Reiji convinces Tsukihara to tell him about the drug business and gives the police one of the cans from Tsukihara's dog food business used to transport the drugs. He must attend the drug deal aboard the Russian boat Crime & Punishment near the docks and avoid the DEA and the police who want him for attempted murder as well as Nekozawa in order to have Todoroki arrested and prove his innocence with the assistance of Kazumi's team waiting to ambush the yakuza. Tsukihara anticipates the ambush and instead secretly has the MDMA delivered by swimming dogs. Nekozawa surprises the police ambush and is chased off by them but then reaches Reiji and attacks him as Reiji pantomimes a swimming dog to the police running surveillance. The police attempt to sacrifice Reiji but he fights back with new confidence. Kuroken arrives on a motorcycle and brings Hiura, whose new legs enable the Crazy Papillon to take flying leaps and fight off the yakuza clans. Kuroken shoots a rocket launcher into a crane, which collapses and crushes Nekozawa. Reiji pursues Tsukihara and is shot by him but the bullet is stopped by the bulletproof vest that Junna fashioned for him. Reiji defeats Tsukihara in a fistfight and has him arrested. Tsukihara takes full blame for the drug deal so Reiji is unable to arrest Ako or Shuho but he is glad that he has stopped the war between the Sukiya-kai and the Hachinosu-kai. The film ends with Hiura pulling his fancy red car up to the hiding Reiji with Kuroken in the passenger seat and Hiura saying that he thought of something funny.

==Cast==
- Toma Ikuta as Reiji Kikukawa
- Shinichi Tsutsumi as Masaya Hiura
- Takashi Okamura as Issei Nekozawa
- Riisa Naka as Junna
- Takayuki Yamada
- Yusuke Kamiji as Kenta Kurokawa
- Susumu Terajima as Sakuno Akio
- Junkichi Orimoto as Sakuno Yahei
- Kenichi Endo as Akagiri Kazumi
- Goro Ibuki as Chikuma

==Reception==
By March 30, the film had earned US$20,392,349 at the Japanese box office.
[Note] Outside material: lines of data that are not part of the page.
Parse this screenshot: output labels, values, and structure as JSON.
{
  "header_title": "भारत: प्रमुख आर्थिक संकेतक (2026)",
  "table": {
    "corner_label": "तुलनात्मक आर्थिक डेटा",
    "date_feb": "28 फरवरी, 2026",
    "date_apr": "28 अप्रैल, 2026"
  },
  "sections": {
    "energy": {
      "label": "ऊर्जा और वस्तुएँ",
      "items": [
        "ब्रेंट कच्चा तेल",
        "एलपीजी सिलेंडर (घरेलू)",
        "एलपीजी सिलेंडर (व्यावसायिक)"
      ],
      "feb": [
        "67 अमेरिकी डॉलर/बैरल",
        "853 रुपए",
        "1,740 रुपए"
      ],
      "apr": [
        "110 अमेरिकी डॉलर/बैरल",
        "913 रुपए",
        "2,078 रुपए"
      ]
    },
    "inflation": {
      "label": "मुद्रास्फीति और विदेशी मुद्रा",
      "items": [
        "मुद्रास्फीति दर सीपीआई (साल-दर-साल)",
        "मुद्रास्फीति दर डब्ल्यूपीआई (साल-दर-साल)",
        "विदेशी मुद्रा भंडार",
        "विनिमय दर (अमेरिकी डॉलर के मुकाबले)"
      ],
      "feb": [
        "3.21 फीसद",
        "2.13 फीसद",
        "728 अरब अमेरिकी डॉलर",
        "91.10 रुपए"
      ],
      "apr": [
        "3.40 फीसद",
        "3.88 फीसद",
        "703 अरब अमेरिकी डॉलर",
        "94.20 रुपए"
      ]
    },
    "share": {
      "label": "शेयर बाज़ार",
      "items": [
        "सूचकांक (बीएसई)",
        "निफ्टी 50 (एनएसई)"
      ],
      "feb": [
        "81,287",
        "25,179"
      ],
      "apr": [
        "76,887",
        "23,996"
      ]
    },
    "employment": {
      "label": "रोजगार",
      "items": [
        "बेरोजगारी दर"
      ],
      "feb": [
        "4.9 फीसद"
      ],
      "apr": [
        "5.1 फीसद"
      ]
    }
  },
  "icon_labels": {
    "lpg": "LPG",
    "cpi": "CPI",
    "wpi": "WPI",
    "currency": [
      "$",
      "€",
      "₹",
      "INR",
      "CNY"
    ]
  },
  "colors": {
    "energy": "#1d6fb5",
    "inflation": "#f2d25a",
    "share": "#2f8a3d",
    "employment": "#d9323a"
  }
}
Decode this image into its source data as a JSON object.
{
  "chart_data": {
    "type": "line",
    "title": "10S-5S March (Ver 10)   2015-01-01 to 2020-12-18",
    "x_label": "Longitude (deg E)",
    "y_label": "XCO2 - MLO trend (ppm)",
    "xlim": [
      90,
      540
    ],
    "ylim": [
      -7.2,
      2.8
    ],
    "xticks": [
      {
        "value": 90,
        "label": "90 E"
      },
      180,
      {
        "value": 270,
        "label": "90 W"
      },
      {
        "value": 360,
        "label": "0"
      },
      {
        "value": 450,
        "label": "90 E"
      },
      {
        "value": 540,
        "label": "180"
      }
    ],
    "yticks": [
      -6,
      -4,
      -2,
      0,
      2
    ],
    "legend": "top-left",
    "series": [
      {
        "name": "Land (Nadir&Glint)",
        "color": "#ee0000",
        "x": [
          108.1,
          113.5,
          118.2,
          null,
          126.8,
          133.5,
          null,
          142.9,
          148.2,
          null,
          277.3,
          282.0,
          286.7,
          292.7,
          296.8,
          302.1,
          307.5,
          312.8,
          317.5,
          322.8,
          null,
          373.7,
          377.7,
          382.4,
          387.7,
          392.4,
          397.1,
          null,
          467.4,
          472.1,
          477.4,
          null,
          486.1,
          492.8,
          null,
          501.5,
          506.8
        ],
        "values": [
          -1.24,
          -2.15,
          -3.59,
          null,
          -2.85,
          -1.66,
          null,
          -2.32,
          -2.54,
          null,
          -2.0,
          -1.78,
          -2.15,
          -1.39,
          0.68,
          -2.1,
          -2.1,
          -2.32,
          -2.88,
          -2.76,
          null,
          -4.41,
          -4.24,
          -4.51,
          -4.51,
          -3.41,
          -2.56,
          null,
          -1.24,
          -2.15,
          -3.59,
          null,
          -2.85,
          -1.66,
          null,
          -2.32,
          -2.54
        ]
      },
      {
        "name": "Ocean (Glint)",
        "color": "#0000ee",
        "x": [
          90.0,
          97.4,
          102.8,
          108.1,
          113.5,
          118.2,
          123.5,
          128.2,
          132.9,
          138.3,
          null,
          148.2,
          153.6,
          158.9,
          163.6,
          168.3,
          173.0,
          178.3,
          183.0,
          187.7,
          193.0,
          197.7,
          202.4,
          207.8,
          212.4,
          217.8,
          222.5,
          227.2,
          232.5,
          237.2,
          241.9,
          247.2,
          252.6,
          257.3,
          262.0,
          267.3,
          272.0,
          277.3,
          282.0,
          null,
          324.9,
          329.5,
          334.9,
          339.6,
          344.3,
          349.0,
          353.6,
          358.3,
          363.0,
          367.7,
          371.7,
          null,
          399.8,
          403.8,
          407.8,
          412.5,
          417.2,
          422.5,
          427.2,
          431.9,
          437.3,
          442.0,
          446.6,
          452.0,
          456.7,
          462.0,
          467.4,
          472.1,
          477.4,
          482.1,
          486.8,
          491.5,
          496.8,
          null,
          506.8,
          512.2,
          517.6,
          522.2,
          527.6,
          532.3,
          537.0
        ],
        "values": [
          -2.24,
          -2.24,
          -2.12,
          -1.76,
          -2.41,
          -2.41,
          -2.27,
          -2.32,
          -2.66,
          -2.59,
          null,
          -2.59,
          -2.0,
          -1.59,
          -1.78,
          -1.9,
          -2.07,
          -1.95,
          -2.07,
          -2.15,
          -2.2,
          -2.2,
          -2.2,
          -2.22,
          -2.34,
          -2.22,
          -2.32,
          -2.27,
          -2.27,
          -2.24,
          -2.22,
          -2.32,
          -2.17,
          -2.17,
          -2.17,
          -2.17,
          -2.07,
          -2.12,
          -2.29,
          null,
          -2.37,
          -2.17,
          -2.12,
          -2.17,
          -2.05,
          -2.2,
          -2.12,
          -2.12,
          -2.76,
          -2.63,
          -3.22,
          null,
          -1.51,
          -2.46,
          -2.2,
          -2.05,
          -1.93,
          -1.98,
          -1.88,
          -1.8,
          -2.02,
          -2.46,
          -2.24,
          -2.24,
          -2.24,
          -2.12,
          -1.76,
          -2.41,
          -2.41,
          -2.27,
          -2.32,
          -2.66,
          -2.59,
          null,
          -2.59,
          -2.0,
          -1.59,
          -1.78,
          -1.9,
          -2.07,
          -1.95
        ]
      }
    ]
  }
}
The film grossed a total of in Japan.
The Hollywood Reporters Deborah Young gave the film a positive review, calling it "an irresistible cops and yakuza romp". Jay Weissberg of Variety said the film "will be right up the alley of Takashi Miike's many fans".

==Sequel==

A sequel, again directed by Takashi Miike, was announced in January 2016 and was released on December 23, 2016.